Due to Canadian regulatory and legal requirements, privacy officers — and their lawyers — spend hours crafting policies that outline how their organizations handle personally identifiable information. But the text of those statements can be lengthy, full of legalese, and hard to understand.
Small wonder few read them — which raises the question of whether people are giving informed consent to the use of their data.
“It seems clear that reading privacy policies could be a full-time pursuit with untold hours of overtime,” federal privacy commissioner Daniel Therrien told a privacy conference in Toronto on Wednesday. “It is no longer entirely clear who is processing our data and for what purposes – creating challenges for meaningful consent.”
That’s why his office has started a consultation with chief privacy officers and other executives, researchers as well as the public on whether the consent model — largely instituted by the federal Personal Information Protection and Electronic Documents Act (PIPEDA) — should be improved or should there be more focus on accountability and ethical uses of personal information by organizations, which would place the responsibility for oversight on regulators.
“We are at a critical point in which action is needed on a few fronts,” said Therrien.
A discussion paper issued Wednesday notes that organizations are required under PIPEDA to obtain individuals’ consent to lawfully collect, use and disclose personal information. However, technology and business models have changed so significantly since the law was drafted that many are calling into question the feasibility of obtaining meaningful consent.
Research suggests, for example, that it would take 244 hours – roughly equivalent to 33 work days – to read all of the privacy policies and related legalese that the average Internet user encounters online each year. Not surprisingly, Therrien says, many people simply click “I accept” rather than read the full terms and conditions governing the use of a site.
“In order for consent to be considered meaningful under PIPEDA, individuals should have a clear understanding of what will be collected, how their personal information will be used, and with whom it will be shared,” the discussion paper notes. “Consent is only valid if it is reasonable to expect that an individual to whom the organization’s activities are directed would understand the nature, purpose and consequences of the collection, use or disclosure of the personal information to which they are consenting.”
While in the early years of personal computing people generally knew the identity of the organizations they were dealing with, the information being collected, and how the information would be used, with cloud computing, big data and the Internet of Things (IoT) the environment is radically different, the paper says. Big data repositories not only encourage organizations to hold onto data longer than ever, there are risks personal data will be used in new ways to which the individuals did not originally consent. Data collected by IoT devices is so widespread and without human involvement the European Commission’s Article 29 Data Protection Working Party has suggested IoT data should automatically be treated as personal data.
In addition, traditional point-to-point transfers of data are being replaced with data flows through distributed systems, the report notes, making it difficult for individuals to know which organizations are processing their data and for what purposes.
Then there’s human behavior: Many studies show people who say they care about privacy at the same time may disclose vast amounts of personal information online, the report notes, which undermines the consent model.
Some proposed solutions involve making privacy information more accessible for consumers, giving them the ability to manage privacy preferences across different devices and ensuring privacy is not an afterthought, but is rather “baked” into products and services.
Other possible solutions seek to ban certain collections and uses of personal information outright, while placing restrictions on others.
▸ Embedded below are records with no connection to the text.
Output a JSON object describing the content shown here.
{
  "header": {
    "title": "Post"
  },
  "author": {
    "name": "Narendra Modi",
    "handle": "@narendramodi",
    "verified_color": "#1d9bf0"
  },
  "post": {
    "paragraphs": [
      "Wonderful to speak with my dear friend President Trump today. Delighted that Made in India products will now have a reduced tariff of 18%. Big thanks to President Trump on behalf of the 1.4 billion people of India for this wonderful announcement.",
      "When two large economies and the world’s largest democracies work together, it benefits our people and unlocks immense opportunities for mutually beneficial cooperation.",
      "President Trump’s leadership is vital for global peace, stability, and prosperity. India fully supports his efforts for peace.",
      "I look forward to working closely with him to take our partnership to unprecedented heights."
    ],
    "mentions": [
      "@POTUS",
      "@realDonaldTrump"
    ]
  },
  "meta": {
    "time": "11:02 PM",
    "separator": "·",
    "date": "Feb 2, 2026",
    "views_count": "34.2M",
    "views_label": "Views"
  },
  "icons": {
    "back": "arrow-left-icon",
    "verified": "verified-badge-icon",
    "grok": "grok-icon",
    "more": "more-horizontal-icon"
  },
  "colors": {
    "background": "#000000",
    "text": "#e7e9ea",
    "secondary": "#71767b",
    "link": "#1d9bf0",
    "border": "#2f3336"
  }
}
Under another possible scenario, certain information could be allowed to be collected and used without consent under limited and justifiable circumstances, as long as there is adequate oversight. Industry codes of practice and tougher enforcement measures for regulators are some of the other possible solutions discussed in the paper.
The goal of the consultation is to identify improvements to the current model and bring clearer definition to the roles and responsibilities of the various players who could implement them.
Comments, which should answer at least one of the four questions posed in the consultation paper, can be sent to Therrien’s office by July 13. They will be posted online. In the fall, the commissioner’s office will meet with stakeholders to discuss the issues before it crafts recommendations.